5 Things You Need To Know About Thinking
5 handy hints on effectively using your grey matter.
Therapy 29th Dec, 2020
We are all thinking, all the time, whether it is about the work in front of us, what we want for lunch, or the latest episode of a TV show. These thoughts are constantly crossing and colliding in your brain. One chain of thought can start at a food craving, go to a holiday memory where you had a meal containing that craving, then on to worrying about finance as you can’t afford a vacation this year. This is all perfectly normal. The trick is to recognise it is happening and then steer away from unhelpful, or negative thinking. In addition, we also tell ourselves stories such as, I am constantly tired. If you are repeating this all day, without even noticing, then you will start to feel tired. When you know a few of the common thoughts, or stories, it is easier to watch out for them and improve your mental health.
All Or Nothing Thinking:
This thinking style, also known as black and white thinking, refers to thoughts such as ‘if it isn’t perfect then I have failed’. In other words you hold yourself to impossible standards and when you don’t meet them, it proves you are the failure you believed, regardless of what you may have actually achieved. Another example is ‘I have never been able to do that/stop myself doing that and I never will’. This is a story many of us tell ourselves, perhaps you always arrive late or struggle to meet deadlines. Even if this annoys you, or gets you into trouble, you tell yourself this is an aspect of your personality. This is not true, it is an all or nothing story you can change. Time how long it takes you to get ready, use online maps to predict journey times and work out how long you take to complete a task. Then you know what time you have to start getting ready, or doing your work, to be on time. When you stop listening to the stories, you can start thinking of solutions.
Jumping To Conclusions:
If you have ever decided what a person is thinking, or what they are going to do, before having a conversation with them, then this applies to you. What you need to do is notice when you start to play out a situation. It is natural to do this at times of stress, as we all want to have responses prepared. However, no matter how well you know that person, you can not predict exactly what they will do or say. Therefore, getting caught up in jumping to conclusions can lead to extra stress, as you worry about something that has not happened yet. When you start looking out for this and notice what you are doing you can send your mind down a different path. Start thinking about TV, a book, a recipe you want to try, or the work in front of you and carry on with your day.
What was your last success? If you can remember what you consider your last failure, but not a success, this is something you do. What happens with a mental filter is that we only log failures, small or large, from burning dinner, to lying about something to a loved one. Your latest success might have been getting up and going to work/getting the kids to school/having a shower. Every time you complete a piece of work that is a success. Learn to recognise your successes and that we all make mistakes every day – that’s not a failure, just part of being human.

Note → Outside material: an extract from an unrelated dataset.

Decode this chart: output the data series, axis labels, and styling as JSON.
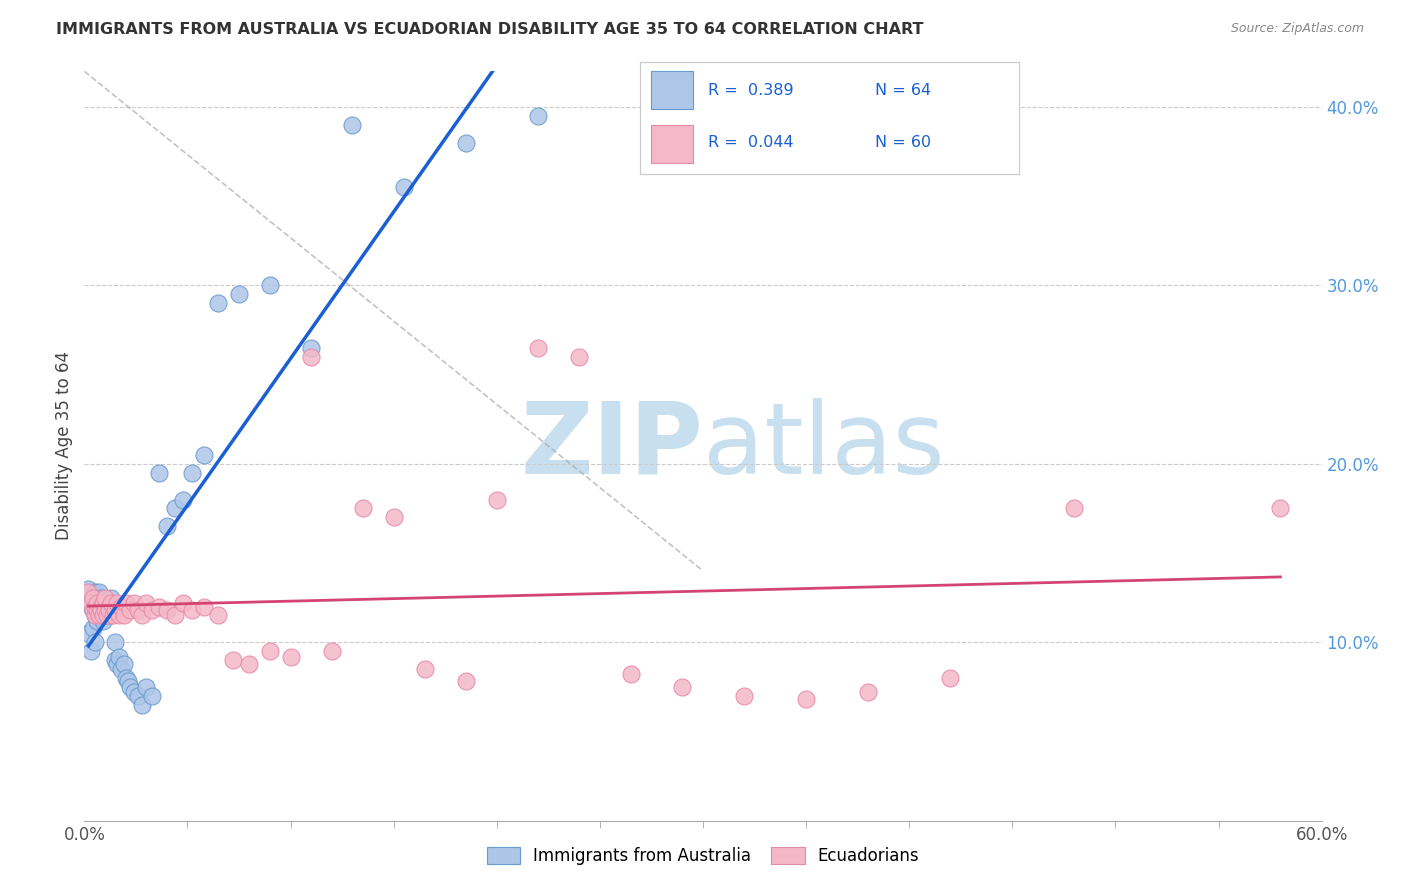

When you are struggling with your mental health, you may start to use labels on yourself and others, as a way of simplifying a world you are having difficulty negotiating. However, these are often negative labels such as, ‘I’m a failure, or useless’, ‘they’re an idiot’ or ‘they’re fabulous, I’ll never be as good’. Once again, you need to be aware that this is a thinking style and watch out for it. Nobody is just one thing, including yourself, challenge these labels and the stories that go with them. For example, if you are labelling yourself as useless, what have you done that is useful today? If you have helped your partner/ made a coffee/ got to work, you have completed a useful task, give yourself the credit you deserve. It could help to make a difference to your mental health.
Magnification And Minimisation:
This is where you imagine the worst possible outcome or reaction, or alternatively play down the consequences of something. Blowing things out of proportion, also known as catastrophising, is a common trap to fall into, particularly when you have mental health issues. Emotions are often heightened, so you may overreact to something you have magnified, making the situation more difficult. When a conversation or situation upsets you, try to take a moment, even excuse yourself to go to the bathroom and step back. Are you magnifying what has just happened, was this a reasonable request/comment etc? Alternatively, is the other person getting upset because you are minimising something? We often minimise bad news, or a mistake, because it seems too frightening to cope with. In reality when you face up to something, more often than not it becomes more manageable. When emotions run high, give yourself time to see if your reaction has been magnified, or minimised, it could really make a difference.
It is often the case that knowing about these thinking styles and stories empowers you to start catching yourself doing them. Write these modes of thinking down in your own words somewhere, whether that’s a note in your phone or a post-it in your wardrobe, whatever works for you. Refer to them every now and then. Have you done any of them that day? If so, don’t beat yourself up, be kind to yourself, we are all human. Just remember this is something you do that can be changed and challenged in your own mind. Nobody generates every thought that crosses their minds, we all have strange, wonderful and destructive stories. Let those negative thoughts drift right on through and move on with your day.